Di sisi lain, temuan BPK terkait dengan pelaksanaan kerja sama bisnis, di mana BSA tidak melakukan proses studi kelayakan atas mitra dan proyek yang dikerjasamakan. 

Dari perkara itu tercatat, kerja sama empat pekerjaan dengan penyedia jasa PT ETB dan PT PIL dilakukan dengan pemberian modal kerja kepada mitra. BPK mencatat mitra telah menyerahkan cek kepada BSA dengan total sebesar Rp4,22 miliar, namun pada saat jatuh tempo cek tersebut tidak dapat dicairkan.
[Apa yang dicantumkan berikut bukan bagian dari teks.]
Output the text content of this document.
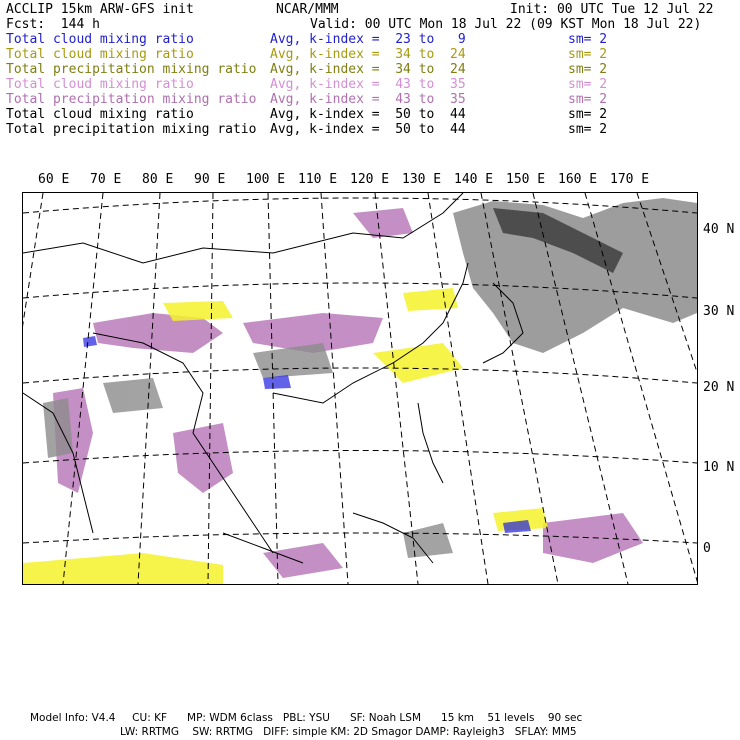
ACCLIP 15km ARW-GFS init	NCAR/MMM	Init: 00 UTC Tue 12 Jul 22
Fcst:  144 h	Valid: 00 UTC Mon 18 Jul 22 (09 KST Mon 18 Jul 22)
Total cloud mixing ratio	Avg, k-index =  23 to   9	sm= 2
Total cloud mixing ratio	Avg, k-index =  34 to  24	sm= 2
Total precipitation mixing ratio Avg, k-index =  34 to  24	sm= 2
Total cloud mixing ratio	Avg, k-index =  43 to  35	sm= 2
Total precipitation mixing ratio Avg, k-index =  43 to  35	sm= 2
Total cloud mixing ratio	Avg, k-index =  50 to  44	sm= 2
Total precipitation mixing ratio Avg, k-index =  50 to  44	sm= 2
60 E 70 E 80 E 90 E 100 E 110 E 120 E 130 E 140 E 150 E 160 E 170 E
40 N
30 N
20 N
10 N
0
Model Info: V4.4     CU: KF      MP: WDM 6class   PBL: YSU      SF: Noah LSM      15 km    51 levels    90 sec
LW: RRTMG    SW: RRTMG   DIFF: simple KM: 2D Smagor DAMP: Rayleigh3   SFLAY: MM5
Kedua, kerja sama bisnis fiktif antara BSA dengan PT ATL dan CV AL. Dalam kasus ini BSA telah membayar kepada CV AL sebesar Rp101,26 miliar, namun BSA baru menerima pembayaran dari PT ATL sebesar Rp73,64 miliar. 
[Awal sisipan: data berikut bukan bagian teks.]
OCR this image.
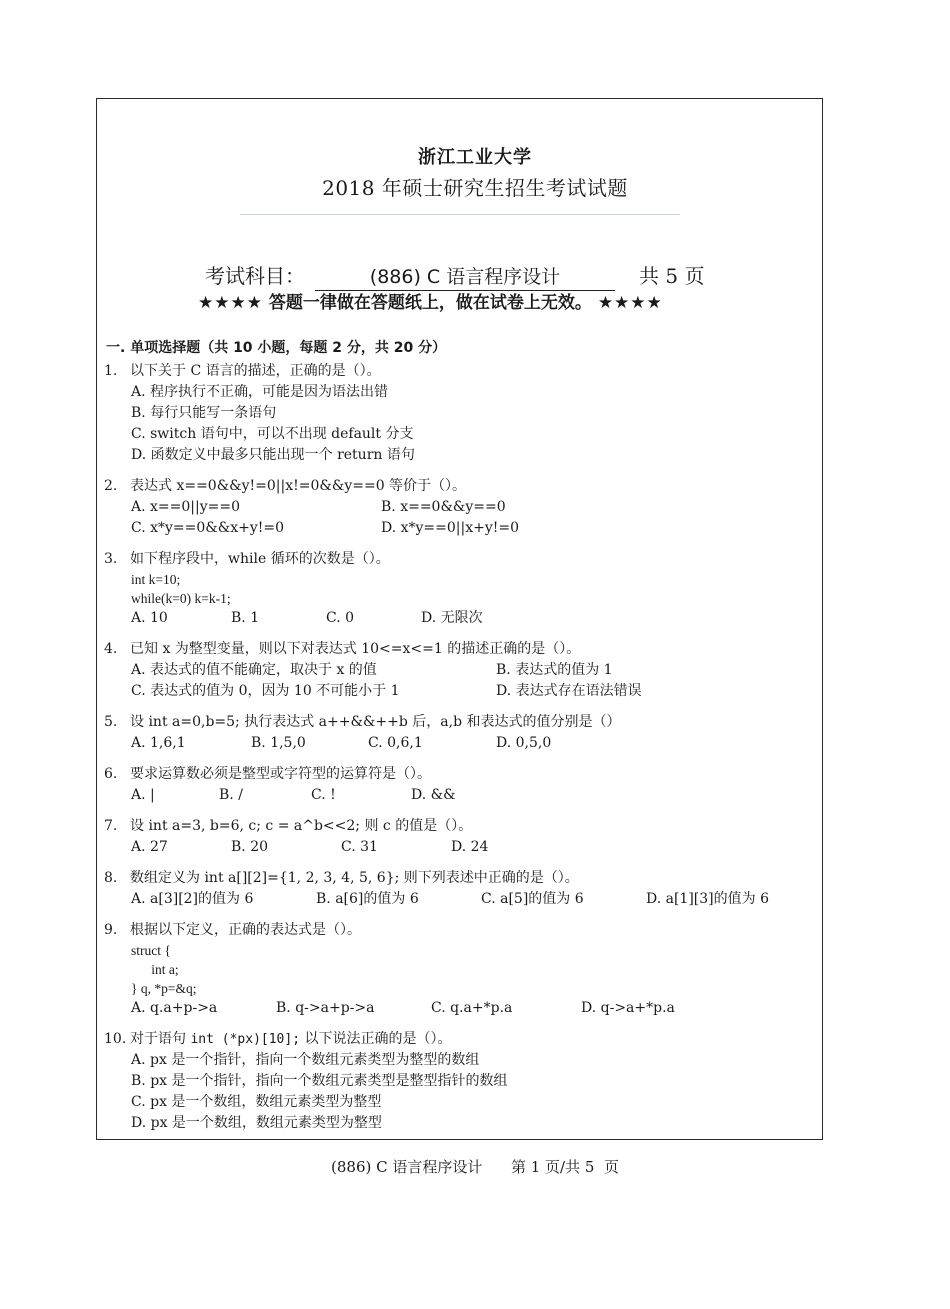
浙江工业大学
2018 年硕士研究生招生考试试题
考试科目：	(886) C 语言程序设计	共 5 页
★★★★ 答题一律做在答题纸上，做在试卷上无效。 ★★★★
一. 单项选择题（共 10 小题，每题 2 分，共 20 分）
1. 以下关于 C 语言的描述，正确的是（）。
A. 程序执行不正确，可能是因为语法出错
B. 每行只能写一条语句
C. switch 语句中，可以不出现 default 分支
D. 函数定义中最多只能出现一个 return 语句
2. 表达式 x==0&&y!=0||x!=0&&y==0 等价于（）。
A. x==0||y==0	B. x==0&&y==0
C. x*y==0&&x+y!=0	D. x*y==0||x+y!=0
3. 如下程序段中，while 循环的次数是（）。
int k=10;
while(k=0) k=k-1;
A. 10	B. 1	C. 0	D. 无限次
4. 已知 x 为整型变量，则以下对表达式 10<=x<=1 的描述正确的是（）。
A. 表达式的值不能确定，取决于 x 的值	B. 表达式的值为 1
C. 表达式的值为 0，因为 10 不可能小于 1	D. 表达式存在语法错误
5. 设 int a=0,b=5; 执行表达式 a++&&++b 后，a,b 和表达式的值分别是（）
A. 1,6,1	B. 1,5,0	C. 0,6,1	D. 0,5,0
6. 要求运算数必须是整型或字符型的运算符是（）。
A. |	B. /	C. !	D. &&
7. 设 int a=3, b=6, c; c = a^b<<2; 则 c 的值是（）。
A. 27	B. 20	C. 31	D. 24
8. 数组定义为 int a[][2]={1, 2, 3, 4, 5, 6}; 则下列表述中正确的是（）。
A. a[3][2]的值为 6	B. a[6]的值为 6	C. a[5]的值为 6	D. a[1][3]的值为 6
9. 根据以下定义，正确的表达式是（）。
struct {
int a;
} q, *p=&q;
A. q.a+p->a	B. q->a+p->a	C. q.a+*p.a	D. q->a+*p.a
10. 对于语句 int (*px)[10]; 以下说法正确的是（）。
A. px 是一个指针，指向一个数组元素类型为整型的数组
B. px 是一个指针，指向一个数组元素类型是整型指针的数组
C. px 是一个数组，数组元素类型为整型
D. px 是一个数组，数组元素类型为整型
(886) C 语言程序设计      第 1 页/共 5  页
Sehingga masih terdapat kekurangan sebesar Rp27,62 miliar dan keuntungan yang seharusnya diterima sebesar Rp14,95 miliar, atau seluruhnya Rp42,57 miliar. 
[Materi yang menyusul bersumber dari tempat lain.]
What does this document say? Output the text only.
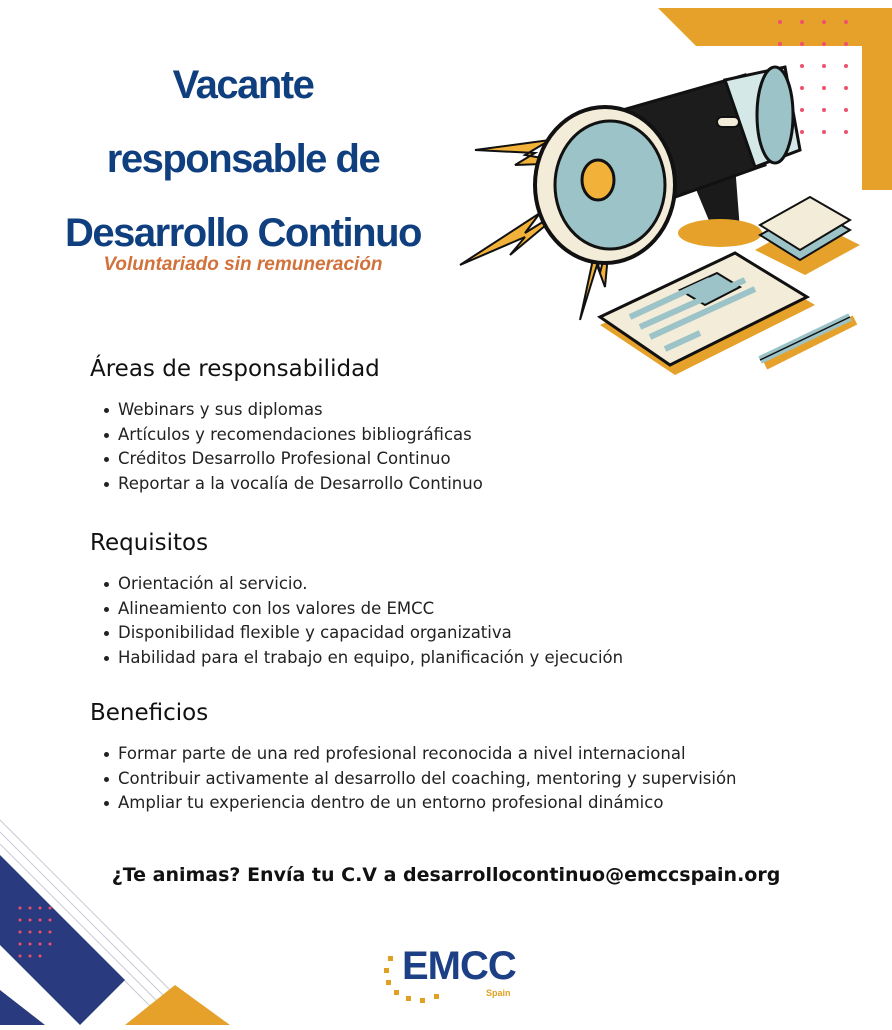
Vacante
responsable de
Desarrollo Continuo
Voluntariado sin remuneración
Áreas de responsabilidad
Webinars y sus diplomas
Artículos y recomendaciones bibliográficas
Créditos Desarrollo Profesional Continuo
Reportar a la vocalía de Desarrollo Continuo
Requisitos
Orientación al servicio.
Alineamiento con los valores de EMCC
Disponibilidad flexible y capacidad organizativa
Habilidad para el trabajo en equipo, planificación y ejecución
Beneficios
Formar parte de una red profesional reconocida a nivel internacional
Contribuir activamente al desarrollo del coaching, mentoring y supervisión
Ampliar tu experiencia dentro de un entorno profesional dinámico
¿Te animas? Envía tu C.V a desarrollocontinuo@emccspain.org
EMCC
Spain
Untuk mendanai kerja sama tersebut, BSA menggunakan fasilitas Kredit Modal Kerja dari BNI. Permasalahan dalam kerja sama dengan PT ATL dan CV AL berdampak pada ketidakmampuan BSA untuk membayar utang jatuh tempo kepada BNI, sehingga BSA mengajukan share holder loan (SHL) kepada PT SP. 

Atas peminjaman tersebut, BSA harus menanggung utang pokok SHL kepada PT SP sebesar Rp19,60 miliar dan bunga SHL sebesar Rp2,90 miliar.

Persoalan lain yaitu terdapat kelebihan pembayaran atas kekurangan volume pekerjaan dan biaya jasa notaris dengan total sebesar sebesar Rp2,75 miliar pada pekerjaan Proyek SPBU di Setu-Bekasi.

Permasalahan tersebut mengakibatkan potensi kerugian atas penyelesaian piutang usaha kepada PT PIL dan PT ETB Rp4,22 miliar. Kemudian, indikasi kerugian Rp42,57 miliar atas kerja sama bisnis antara BSA dengan PT ATL dan CV AL. 

Selain itu, ada potensi kerugian PT SP atas utang pokok SHL dan bunga SHL PT BSA kepada PT SP Rp22,50 miliar. Terakhir, kelebihan pembayaran atas kekurangan volume pembangunan SPBU dan biaya jasa notaris sebesar Rp2,75 miliar.